Whatever the objects and intention claimed, the new legislation, which confers near-absolute powers on the Maharashtra Water Resources Regulatory Authority, targets the rural poor. Low income households tend to have more children and the move will have the effect of punishing people - and small children - for the offence of being poor. However, this Bill seems driven by motives that go beyond population control. For a start, it allows the Government to spend less on irrigation and represents a clear push towards commercialisation of water and its eventual privatisation. In the new legislation, even the term `entitlement’ does not refer to the inherent rights of farmers. It means "any authorisation by any River Basin Agency to use the water for purposes of this Act." As it is, the steady growth of inequities in the distribution and use of water has had a deadly effect on the lives of the poor. The Maharashtra legislation is guaranteed to make a grim situation worse.
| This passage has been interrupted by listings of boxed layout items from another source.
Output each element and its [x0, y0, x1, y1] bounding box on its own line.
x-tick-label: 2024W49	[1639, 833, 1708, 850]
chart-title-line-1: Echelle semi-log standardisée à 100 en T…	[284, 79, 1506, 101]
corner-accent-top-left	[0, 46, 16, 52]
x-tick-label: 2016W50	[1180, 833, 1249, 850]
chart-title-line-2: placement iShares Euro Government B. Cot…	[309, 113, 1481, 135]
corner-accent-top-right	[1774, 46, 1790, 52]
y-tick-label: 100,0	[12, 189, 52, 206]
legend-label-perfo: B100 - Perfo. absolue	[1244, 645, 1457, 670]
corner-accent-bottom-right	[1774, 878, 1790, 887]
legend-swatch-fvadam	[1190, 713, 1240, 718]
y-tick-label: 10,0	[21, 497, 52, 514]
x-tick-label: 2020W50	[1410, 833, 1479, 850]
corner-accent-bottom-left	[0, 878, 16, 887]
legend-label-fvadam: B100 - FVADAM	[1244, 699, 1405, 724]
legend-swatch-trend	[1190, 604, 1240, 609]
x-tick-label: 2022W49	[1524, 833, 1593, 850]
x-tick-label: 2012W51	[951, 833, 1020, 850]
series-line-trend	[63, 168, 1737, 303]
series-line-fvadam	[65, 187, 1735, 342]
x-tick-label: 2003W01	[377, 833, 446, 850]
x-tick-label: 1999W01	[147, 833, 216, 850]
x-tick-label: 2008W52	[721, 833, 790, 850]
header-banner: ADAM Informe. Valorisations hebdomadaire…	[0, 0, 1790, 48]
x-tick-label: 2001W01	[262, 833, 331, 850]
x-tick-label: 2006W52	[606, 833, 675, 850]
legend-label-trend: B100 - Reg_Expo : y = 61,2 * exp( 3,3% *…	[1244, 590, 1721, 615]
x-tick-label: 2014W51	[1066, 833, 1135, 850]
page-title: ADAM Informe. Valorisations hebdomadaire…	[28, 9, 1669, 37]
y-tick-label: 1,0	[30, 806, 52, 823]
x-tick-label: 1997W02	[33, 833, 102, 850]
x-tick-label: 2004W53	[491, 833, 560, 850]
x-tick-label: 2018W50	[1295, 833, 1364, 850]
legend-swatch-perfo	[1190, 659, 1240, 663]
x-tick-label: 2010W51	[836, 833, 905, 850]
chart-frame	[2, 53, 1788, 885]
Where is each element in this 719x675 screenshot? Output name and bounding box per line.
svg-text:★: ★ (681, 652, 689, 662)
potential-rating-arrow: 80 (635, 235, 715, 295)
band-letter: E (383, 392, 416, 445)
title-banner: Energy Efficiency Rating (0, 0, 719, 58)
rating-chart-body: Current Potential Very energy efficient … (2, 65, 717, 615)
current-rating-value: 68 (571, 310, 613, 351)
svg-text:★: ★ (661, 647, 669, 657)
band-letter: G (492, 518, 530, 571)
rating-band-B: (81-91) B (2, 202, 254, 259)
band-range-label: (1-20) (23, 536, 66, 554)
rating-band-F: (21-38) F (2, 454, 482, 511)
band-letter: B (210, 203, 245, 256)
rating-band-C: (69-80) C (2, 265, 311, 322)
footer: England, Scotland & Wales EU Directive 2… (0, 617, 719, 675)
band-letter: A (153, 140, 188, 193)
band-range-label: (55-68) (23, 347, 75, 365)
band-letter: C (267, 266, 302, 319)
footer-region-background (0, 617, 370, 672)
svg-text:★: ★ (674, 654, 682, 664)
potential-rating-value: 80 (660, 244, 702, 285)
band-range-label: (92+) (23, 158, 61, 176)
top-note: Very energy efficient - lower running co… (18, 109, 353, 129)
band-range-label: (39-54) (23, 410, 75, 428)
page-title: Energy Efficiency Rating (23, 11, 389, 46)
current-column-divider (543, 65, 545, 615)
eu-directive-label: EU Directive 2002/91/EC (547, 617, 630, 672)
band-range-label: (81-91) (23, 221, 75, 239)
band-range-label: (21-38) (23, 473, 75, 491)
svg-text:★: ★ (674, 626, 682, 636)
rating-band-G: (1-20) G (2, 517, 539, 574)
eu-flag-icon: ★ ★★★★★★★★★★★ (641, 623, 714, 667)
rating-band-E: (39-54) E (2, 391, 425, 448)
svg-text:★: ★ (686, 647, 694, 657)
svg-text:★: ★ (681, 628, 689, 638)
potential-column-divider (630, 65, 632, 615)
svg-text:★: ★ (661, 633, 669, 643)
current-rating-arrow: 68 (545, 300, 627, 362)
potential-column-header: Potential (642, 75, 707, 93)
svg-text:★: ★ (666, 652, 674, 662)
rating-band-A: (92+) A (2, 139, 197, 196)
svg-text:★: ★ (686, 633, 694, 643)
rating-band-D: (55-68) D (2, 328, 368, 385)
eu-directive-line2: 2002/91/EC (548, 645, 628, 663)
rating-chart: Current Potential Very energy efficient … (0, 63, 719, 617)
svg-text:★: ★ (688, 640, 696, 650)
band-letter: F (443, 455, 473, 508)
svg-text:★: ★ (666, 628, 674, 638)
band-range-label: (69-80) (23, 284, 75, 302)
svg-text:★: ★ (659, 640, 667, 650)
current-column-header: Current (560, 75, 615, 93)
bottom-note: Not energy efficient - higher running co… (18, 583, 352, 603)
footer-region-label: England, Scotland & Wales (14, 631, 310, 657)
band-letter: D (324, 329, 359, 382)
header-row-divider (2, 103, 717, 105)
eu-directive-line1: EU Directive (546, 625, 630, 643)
It is paradoxical that this move comes at a time when there is a worldwide backlash against such measures. The protests against water-as-commerce being witnessed across Latin America have a lesson for India. There too, most of the water agreements followed the same philosophy: "Water charges shall reflect the full recovery of the cost of the irrigation management, administration, operation, and maintenance." More and more, water is becoming a commercial good access to which is based on wealth, not need. Moves reducing poor farmers’ access to water were one significant reason for people to turn against the Chandrababu Naidu Government in Andhra Pradesh in 2004. This kind of centralisation of control tends to bring in private control of a public resource through the back door. Once the Bill becomes law, Maharashtra’s rural gentry is likely to increase its clout over how water is to be used through the instrumentality of "water users’ associations" and the like. The Maharashtra Water Resources Regulatory Bill is socio-politically and morally awful. It must be withdrawn immediately, before it becomes a hot potato.